CA Paris, 31 juillet 2019, n°16/20683
La résiliation d’un contrat de distribution sélective ne peut être qualifiée en soi de pratique discriminatoire dès lors que ne pèse sur un fournisseur aucune obligation de contracter avec tout distributeur remplissant les critères de sélection.
En 2008, la société Hyundai Motor France et la société Garage Richard D. ont conclu plusieurs contrats (contrat de distribution sélective de véhicules particuliers, contrat de réparateur agréé, et contrat de distribution sélective d’accessoires Hyundai) aux fins de désigner la société Garage Richard D. en qualité de distributeur et réparateur agréé du réseau de distribution de véhicules neufs de la marque Hyundai sur une zone de chalandise située à l’est du bassin lyonnais.

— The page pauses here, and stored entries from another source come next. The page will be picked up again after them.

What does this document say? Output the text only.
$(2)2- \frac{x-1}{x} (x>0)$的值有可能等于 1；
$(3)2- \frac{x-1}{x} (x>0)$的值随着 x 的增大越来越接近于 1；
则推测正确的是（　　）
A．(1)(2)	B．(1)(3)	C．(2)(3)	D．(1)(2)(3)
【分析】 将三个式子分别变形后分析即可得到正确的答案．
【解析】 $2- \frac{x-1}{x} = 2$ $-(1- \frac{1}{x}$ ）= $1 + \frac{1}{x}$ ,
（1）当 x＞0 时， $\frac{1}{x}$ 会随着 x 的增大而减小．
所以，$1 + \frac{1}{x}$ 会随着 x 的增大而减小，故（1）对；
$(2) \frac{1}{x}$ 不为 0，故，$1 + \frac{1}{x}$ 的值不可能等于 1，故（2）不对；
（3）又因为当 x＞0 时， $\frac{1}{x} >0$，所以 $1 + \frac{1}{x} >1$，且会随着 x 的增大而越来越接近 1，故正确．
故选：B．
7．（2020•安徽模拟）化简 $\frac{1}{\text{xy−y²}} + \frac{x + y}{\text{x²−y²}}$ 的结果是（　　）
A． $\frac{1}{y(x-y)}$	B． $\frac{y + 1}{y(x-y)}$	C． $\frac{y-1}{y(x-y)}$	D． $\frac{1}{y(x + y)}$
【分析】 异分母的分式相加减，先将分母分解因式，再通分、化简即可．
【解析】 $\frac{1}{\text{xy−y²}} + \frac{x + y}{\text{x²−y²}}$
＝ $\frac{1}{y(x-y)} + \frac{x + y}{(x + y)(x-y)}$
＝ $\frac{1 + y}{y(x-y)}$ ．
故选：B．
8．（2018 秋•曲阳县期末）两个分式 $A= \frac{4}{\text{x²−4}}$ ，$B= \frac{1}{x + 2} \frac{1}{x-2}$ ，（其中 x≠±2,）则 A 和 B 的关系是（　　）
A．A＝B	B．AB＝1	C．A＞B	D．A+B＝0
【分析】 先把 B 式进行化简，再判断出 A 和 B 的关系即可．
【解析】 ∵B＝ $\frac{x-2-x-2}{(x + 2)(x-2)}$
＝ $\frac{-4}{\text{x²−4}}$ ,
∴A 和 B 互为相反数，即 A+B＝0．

Par courrier du 27 juin 2012, la société Hyundai Motor France a notifié à l’ensemble de son réseau de distribution, dont la société Garage Richard D., la résiliation au 30 juin 2014, des contrats de distributeur pour la vente de véhicules neufs et d’accessoires Hyundai, et de réparateur agréé Hyundai suivant un délai de préavis de deux années.
Postérieurement à la résiliation des contrats intervenue le 30 juin 2014, les parties ont conclu un nouveau contrat de réparateur agréé prenant effet à compter du 1er juillet 2014.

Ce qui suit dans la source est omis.